Common injection styles
Field injection
@Controller
public class FooController {
@Autowired
private FooService fooService;
}Simple injection: just add @Autowired or @Resource on the field.
Reduces a lot of boilerplate code, making the class look clean.
Adding a new field requires minimal code changes.
Constructor injection (Spring 4.x recommended)
@Controller
public class FooController {
private final FooService fooService;
private final FooService1 fooService1;
@Autowired
public FooController(FooService fooService, FooService1 fooService1) {
this.fooService = fooService;
this.fooService1 = fooService1;
}
}Code is more verbose.
Changing a field is harder because the constructor must be updated.
When more than five fields are needed, the constructor becomes bulky and violates clean design.
Setter injection (Spring 3.x recommended)
@Controller
public class FooController {
private FooService fooService;
@Autowired
public void setFooService(FooService fooService) {
this.fooService = fooService;
}
}Solves the heaviness of constructor injection.
Allows the class to be re‑configured or re‑injected after instantiation.
Why Spring 4.x prefers constructor injection
Dependencies become immutable by using final fields.
Null dependencies are detected at instantiation, causing an exception.
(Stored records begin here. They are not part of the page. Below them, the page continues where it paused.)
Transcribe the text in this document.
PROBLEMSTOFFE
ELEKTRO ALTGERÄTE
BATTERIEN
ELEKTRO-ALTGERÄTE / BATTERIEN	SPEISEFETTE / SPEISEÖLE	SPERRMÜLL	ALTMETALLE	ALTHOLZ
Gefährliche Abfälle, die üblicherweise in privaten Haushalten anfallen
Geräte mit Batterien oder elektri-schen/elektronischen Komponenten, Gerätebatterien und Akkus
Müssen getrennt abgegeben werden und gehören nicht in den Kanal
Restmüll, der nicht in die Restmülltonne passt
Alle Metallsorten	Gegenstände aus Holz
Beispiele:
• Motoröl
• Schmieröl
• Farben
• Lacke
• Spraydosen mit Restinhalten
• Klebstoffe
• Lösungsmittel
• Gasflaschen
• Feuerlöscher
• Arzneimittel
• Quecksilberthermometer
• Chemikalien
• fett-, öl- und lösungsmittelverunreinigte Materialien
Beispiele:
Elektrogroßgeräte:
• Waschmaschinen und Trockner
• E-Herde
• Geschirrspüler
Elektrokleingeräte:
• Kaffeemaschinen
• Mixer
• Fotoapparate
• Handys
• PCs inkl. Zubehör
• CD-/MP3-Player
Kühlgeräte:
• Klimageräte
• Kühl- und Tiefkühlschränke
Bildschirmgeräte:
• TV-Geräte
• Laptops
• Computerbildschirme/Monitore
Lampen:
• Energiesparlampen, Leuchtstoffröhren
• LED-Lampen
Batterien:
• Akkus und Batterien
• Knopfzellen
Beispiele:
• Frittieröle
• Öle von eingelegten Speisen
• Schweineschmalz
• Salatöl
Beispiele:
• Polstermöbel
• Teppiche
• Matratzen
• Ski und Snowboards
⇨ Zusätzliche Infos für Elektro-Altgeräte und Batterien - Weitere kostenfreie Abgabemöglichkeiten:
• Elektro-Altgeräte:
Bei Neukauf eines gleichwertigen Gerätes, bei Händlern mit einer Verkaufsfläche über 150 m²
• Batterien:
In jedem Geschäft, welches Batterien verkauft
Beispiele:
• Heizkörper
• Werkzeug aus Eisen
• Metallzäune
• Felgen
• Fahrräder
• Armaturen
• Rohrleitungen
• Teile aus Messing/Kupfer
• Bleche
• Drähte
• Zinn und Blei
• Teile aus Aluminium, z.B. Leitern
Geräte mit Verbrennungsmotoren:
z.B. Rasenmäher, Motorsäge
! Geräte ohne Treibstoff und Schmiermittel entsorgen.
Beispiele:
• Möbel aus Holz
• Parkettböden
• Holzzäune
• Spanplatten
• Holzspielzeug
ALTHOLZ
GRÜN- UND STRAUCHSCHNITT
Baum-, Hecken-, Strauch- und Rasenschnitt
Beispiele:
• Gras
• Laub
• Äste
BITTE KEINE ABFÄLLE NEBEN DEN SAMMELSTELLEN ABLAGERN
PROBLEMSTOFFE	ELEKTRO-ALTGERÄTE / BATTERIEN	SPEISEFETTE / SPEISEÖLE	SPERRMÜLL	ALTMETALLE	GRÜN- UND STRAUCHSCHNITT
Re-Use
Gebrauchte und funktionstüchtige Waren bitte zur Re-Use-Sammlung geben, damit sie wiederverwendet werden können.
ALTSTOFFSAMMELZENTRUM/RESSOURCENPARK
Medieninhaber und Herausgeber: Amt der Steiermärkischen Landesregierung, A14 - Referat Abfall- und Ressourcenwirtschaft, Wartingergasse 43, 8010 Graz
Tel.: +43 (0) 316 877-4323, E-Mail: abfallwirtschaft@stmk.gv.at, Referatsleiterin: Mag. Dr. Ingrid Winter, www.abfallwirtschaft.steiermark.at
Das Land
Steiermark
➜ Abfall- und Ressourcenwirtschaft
Enforces the single‑responsibility principle: many constructor parameters indicate the class has too many responsibilities.
Facilitates unit testing without loading the full Spring context.
Prevents potential NullPointerExceptions when the bean is used outside the IoC container.
Avoids circular dependencies.
Guarantees that the object returned to the client is fully initialized.
Handling many dependencies
If a class requires a large number of dependencies, it likely violates the single‑responsibility principle and should be split into smaller, more focused components.
Other reasonable injection approaches
All injection methods are valid depending on the concrete scenario. You can combine @Qualifier to narrow bean selection, mix setter and constructor injection, or apply other techniques as needed.
IDE support
IntelliJ IDEA provides plugins that assist with Spring injection annotations, offering code generation and inspection features.